Bölüm 41

2.5K 240 48
                                    

CALUM

Evin kapısı sanki çok büyük bir günah işlemişiz gibi sertçe yumruklanarak çalınmaya başladığında küfür ederek kanepeden kalktım. Saat henüz çok erkendi, okula gitmeye hazırlanmak için bile çok erkendi. Üstelik kapı öyle sertçe çalınıp duruluyordu ki babamın bile uykusunun bölünmesinden korktum.

Avucumu bastırıp uykum açılsın diye gözümü ovalarken kapıya doğru yürüdüm. Parkede çıkan tok adım seslerinden dışarıdaki her kimse artık, geliyor olduğumu anladığı için kapıyı manyak gibi yumruklamayı bırakmıştı.

Sonunda kapıya ulaştığımda dışarıdaki kişinin de talep ettiği gibi açtım.

Ve sabahın köründe görmeyi beklediğim ilk kişi tabii ki Carlson değildi.

"Sikeyim on saattir kapıyı çalıyorum!"

"Tanrı aşkına senin saatten haberin var mı?" gözlerimi devirdim. "Seni almamı isteseydin gelir alırdım, okula gitmek için daha erken-"

"Ne okulu Calum sikik sikik konuşma!"

Kaşlarımı çattım. Gerçekten kızgın, meraktan deliye dönmüş ve de endişeli göründüğünü yeni yeni fark etmeye başlamıştım.
Carlson gözlerini üzerime öfkeyle dikti. İnce kaşları çatıklığını bırakıp yavaşça havalandı. Sanki aramızda yalnızca ikimizden başka kimsenin bilmediği bir olay vardı da, bana onu anlatmaya çalışıyor gibiydi.
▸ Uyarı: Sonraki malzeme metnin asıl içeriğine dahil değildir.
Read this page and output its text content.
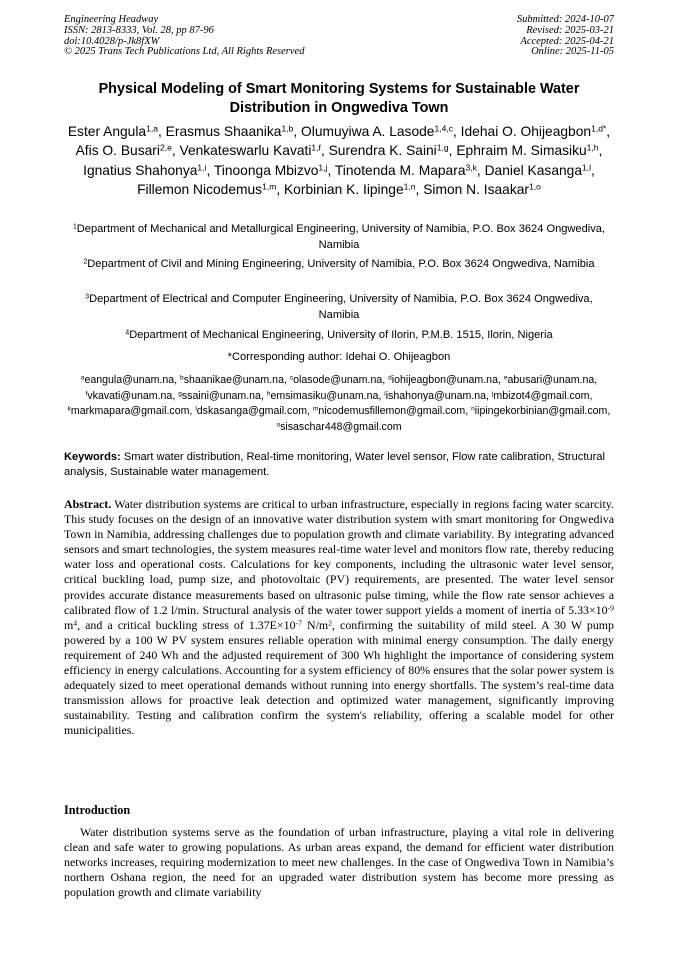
Engineering Headway
ISSN: 2813-8333, Vol. 28, pp 87-96
doi:10.4028/p-Jk8fXW
© 2025 Trans Tech Publications Ltd, All Rights Reserved
Submitted: 2024-10-07
Revised: 2025-03-21
Accepted: 2025-04-21
Online: 2025-11-05
Physical Modeling of Smart Monitoring Systems for Sustainable Water Distribution in Ongwediva Town
Ester Angula$^{1,a}$, Erasmus Shaanika$^{1,b}$, Olumuyiwa A. Lasode$^{1,4,c}$, Idehai O. Ohijeagbon$^{1,d*}$, Afis O. Busari$^{2,e}$, Venkateswarlu Kavati$^{1,f}$, Surendra K. Saini$^{1,g}$, Ephraim M. Simasiku$^{1,h}$, Ignatius Shahonya$^{1,i}$, Tinoonga Mbizvo$^{1,j}$, Tinotenda M. Mapara$^{3,k}$, Daniel Kasanga$^{1,l}$, Fillemon Nicodemus$^{1,m}$, Korbinian K. Iipinge$^{1,n}$, Simon N. Isaakar$^{1,o}$
$^1$Department of Mechanical and Metallurgical Engineering, University of Namibia, P.O. Box 3624 Ongwediva, Namibia
$^2$Department of Civil and Mining Engineering, University of Namibia, P.O. Box 3624 Ongwediva, Namibia
$^3$Department of Electrical and Computer Engineering, University of Namibia, P.O. Box 3624 Ongwediva, Namibia
$^4$Department of Mechanical Engineering, University of Ilorin, P.M.B. 1515, Ilorin, Nigeria
*Corresponding author: Idehai O. Ohijeagbon
$^a$eangula@unam.na, $^b$shaanikae@unam.na, $^c$olasode@unam.na, $^d$iohijeagbon@unam.na, $^e$abusari@unam.na, $^f$vkavati@unam.na, $^g$ssaini@unam.na, $^h$emsimasiku@unam.na, $^i$ishahonya@unam.na, $^j$mbizot4@gmail.com, $^k$markmapara@gmail.com, $^l$dskasanga@gmail.com, $^m$nicodemusfillemon@gmail.com, $^n$iipingekorbinian@gmail.com, $^o$sisaschar448@gmail.com
Keywords: Smart water distribution, Real-time monitoring, Water level sensor, Flow rate calibration, Structural analysis, Sustainable water management.
Abstract. Water distribution systems are critical to urban infrastructure, especially in regions facing water scarcity. This study focuses on the design of an innovative water distribution system with smart monitoring for Ongwediva Town in Namibia, addressing challenges due to population growth and climate variability. By integrating advanced sensors and smart technologies, the system measures real-time water level and monitors flow rate, thereby reducing water loss and operational costs. Calculations for key components, including the ultrasonic water level sensor, critical buckling load, pump size, and photovoltaic (PV) requirements, are presented. The water level sensor provides accurate distance measurements based on ultrasonic pulse timing, while the flow rate sensor achieves a calibrated flow of 1.2 l/min. Structural analysis of the water tower support yields a moment of inertia of $5.33\times 10^{-9}$ $m^4$, and a critical buckling stress of $1.37E\times 10^{-7}$ $N/m^2$, confirming the suitability of mild steel. A 30 W pump powered by a 100 W PV system ensures reliable operation with minimal energy consumption. The daily energy requirement of 240 Wh and the adjusted requirement of 300 Wh highlight the importance of considering system efficiency in energy calculations. Accounting for a system efficiency of 80% ensures that the solar power system is adequately sized to meet operational demands without running into energy shortfalls. The system’s real-time data transmission allows for proactive leak detection and optimized water management, significantly improving sustainability. Testing and calibration confirm the system's reliability, offering a scalable model for other municipalities.
Introduction
Water distribution systems serve as the foundation of urban infrastructure, playing a vital role in delivering clean and safe water to growing populations. As urban areas expand, the demand for efficient water distribution networks increases, requiring modernization to meet new challenges. In the case of Ongwediva Town in Namibia’s northern Oshana region, the need for an upgraded water distribution system has become more pressing as population growth and climate variability
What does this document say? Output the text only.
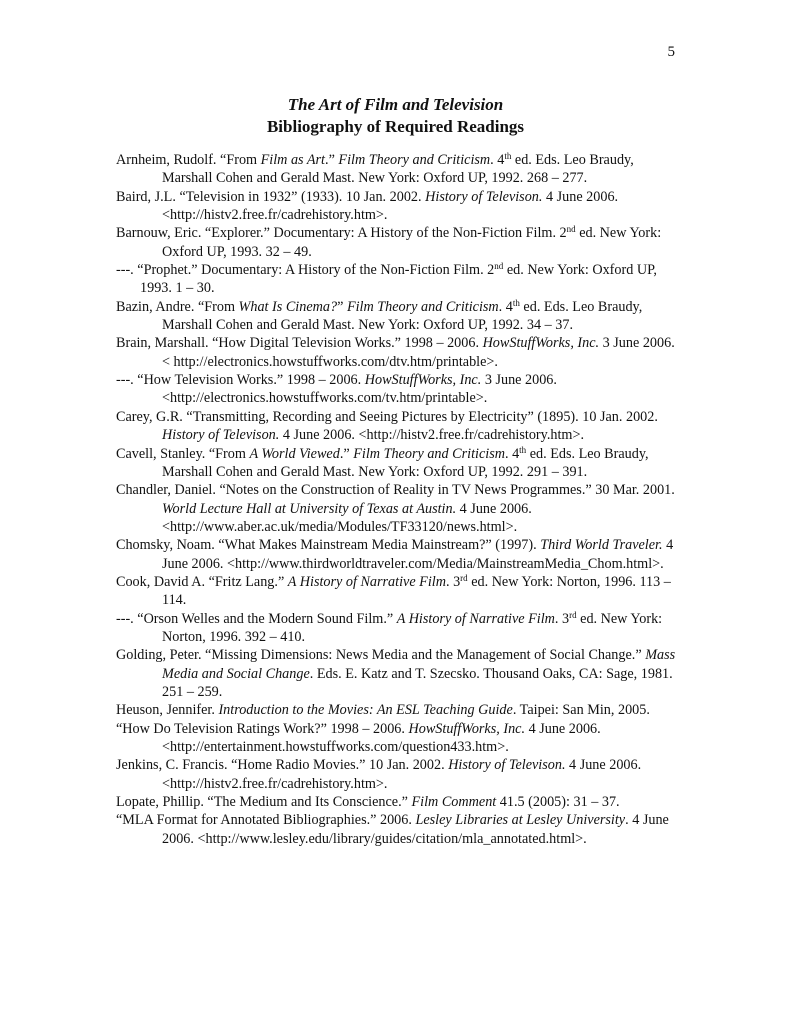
5
The Art of Film and Television
Bibliography of Required Readings

Arnheim, Rudolf. “From Film as Art.” Film Theory and Criticism. 4th ed. Eds. Leo Braudy, Marshall Cohen and Gerald Mast. New York: Oxford UP, 1992. 268 – 277.

Baird, J.L. “Television in 1932” (1933). 10 Jan. 2002. History of Televison. 4 June 2006. <http://histv2.free.fr/cadrehistory.htm>.

Barnouw, Eric. “Explorer.” Documentary: A History of the Non-Fiction Film. 2nd ed. New York: Oxford UP, 1993. 32 – 49.

---. “Prophet.” Documentary: A History of the Non-Fiction Film. 2nd ed. New York: Oxford UP, 1993. 1 – 30.

Bazin, Andre. “From What Is Cinema?” Film Theory and Criticism. 4th ed. Eds. Leo Braudy, Marshall Cohen and Gerald Mast. New York: Oxford UP, 1992. 34 – 37.

Brain, Marshall. “How Digital Television Works.” 1998 – 2006. HowStuffWorks, Inc. 3 June 2006. < http://electronics.howstuffworks.com/dtv.htm/printable>.

---. “How Television Works.” 1998 – 2006. HowStuffWorks, Inc. 3 June 2006. <http://electronics.howstuffworks.com/tv.htm/printable>.

Carey, G.R. “Transmitting, Recording and Seeing Pictures by Electricity” (1895). 10 Jan. 2002. History of Televison. 4 June 2006. <http://histv2.free.fr/cadrehistory.htm>.

Cavell, Stanley. “From A World Viewed.” Film Theory and Criticism. 4th ed. Eds. Leo Braudy, Marshall Cohen and Gerald Mast. New York: Oxford UP, 1992. 291 – 391.

Chandler, Daniel. “Notes on the Construction of Reality in TV News Programmes.” 30 Mar. 2001. World Lecture Hall at University of Texas at Austin. 4 June 2006.
<http://www.aber.ac.uk/media/Modules/TF33120/news.html>.

Chomsky, Noam. “What Makes Mainstream Media Mainstream?” (1997). Third World Traveler. 4 June 2006. <http://www.thirdworldtraveler.com/Media/MainstreamMedia_Chom.html>.

Cook, David A. “Fritz Lang.” A History of Narrative Film. 3rd ed. New York: Norton, 1996. 113 – 114.

---. “Orson Welles and the Modern Sound Film.” A History of Narrative Film. 3rd ed. New York: Norton, 1996. 392 – 410.

Golding, Peter. “Missing Dimensions: News Media and the Management of Social Change.” Mass Media and Social Change. Eds. E. Katz and T. Szecsko. Thousand Oaks, CA: Sage, 1981. 251 – 259.

Heuson, Jennifer. Introduction to the Movies: An ESL Teaching Guide. Taipei: San Min, 2005.

“How Do Television Ratings Work?” 1998 – 2006. HowStuffWorks, Inc. 4 June 2006. <http://entertainment.howstuffworks.com/question433.htm>.

Jenkins, C. Francis. “Home Radio Movies.” 10 Jan. 2002. History of Televison. 4 June 2006. <http://histv2.free.fr/cadrehistory.htm>.

Lopate, Phillip. “The Medium and Its Conscience.” Film Comment 41.5 (2005): 31 – 37.

“MLA Format for Annotated Bibliographies.” 2006. Lesley Libraries at Lesley University. 4 June 2006. <http://www.lesley.edu/library/guides/citation/mla_annotated.html>.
Ama bir bok da anladığım yoktu.

"Ne?"

"Ne olduğunu sen biliyorsun."

"Sen sabahın köründe kapıma gelip ne saçmalıyorsun? Git bir kahvaltını et önce."

Sinirle kollarını göğsünün üstünde birleştirdi. Bütün ağırlığını tek bacağına verirken, sınırlarını zorluyormuşum gibi öfke dolu bir ifadesi vardı. Aval aval suratıma hiçbir şey söylemeden bakıp ne olduğunu anlamamı bekliyordu ama bunu yapamazdım. Ne bok yediğimi bile bilmiyordum ki? Günlerdir babamla uğraşıyor ve Athena'ya ulaşabilmek için yollar düşünmeye çalışıyordum.

"Calum." dedi Carlson uyarıcı bir ses tonuyla. "Bak gerçekten yaptığın şey hoş değil. Bebek misin sen?"

Söyledikleri üzerine kaşlarım daha fazla çatıldı. Kapıyı ardına kadar açıp elimi kulptan çektim, tıpkı Carlson gibi ben de kollarımı göğsümün üstünde kavuşturdum. Dediklerinden gerçekten bir şey anlamıyordum ama o ısrarla ima ettiği şeyden haberim varmış gibi davranmaktan vazgeçmiyordu.

"Ne yapmışım ki?"

"Hah!" gözlerini devirdi. "Çok iyi bir bok yemişsin gibi bir de görmezden geliyorsun. Pes doğrusu!"

"Sikeyim Carlson ne bok yemişim ben?"

"Athena seninle birlikte değil mi?"

"Ne?" hayretle Carlson'a baktım. Babam seslerimizi duymasın diye ben de verandaya çıkıp kapıyı çok az aralık kalmasına dikkat edecek şekilde örttüm.

"Sen... bir dakika," afallayarak elimi kaldırdım. "Athena niye benimle birlikte olsun ki?"

Sabırla bir nefes alıp gözlerini devirdi. "Neden mi seninle birlikte olsun?"

"İma ettiğin şeyi anlamıyorum-"

"Çünkü, Calum; Tony ve Aaron ikinizin görüşmesini yasakladı. İkiniz de birbirinize aptal gibi aşık olduğunuz için ve çoğunlukla söz konusu ikinizden biri olduğunda aptalca şeyler yaptığınız için-"

"Nefes al." Carlson'ı susturdum. Ne dediğini cidden anlamıyordum. Ama öfkeden deliye dönmüştü. "Yemin ederim neyden söz ettiğini bilmiyorum."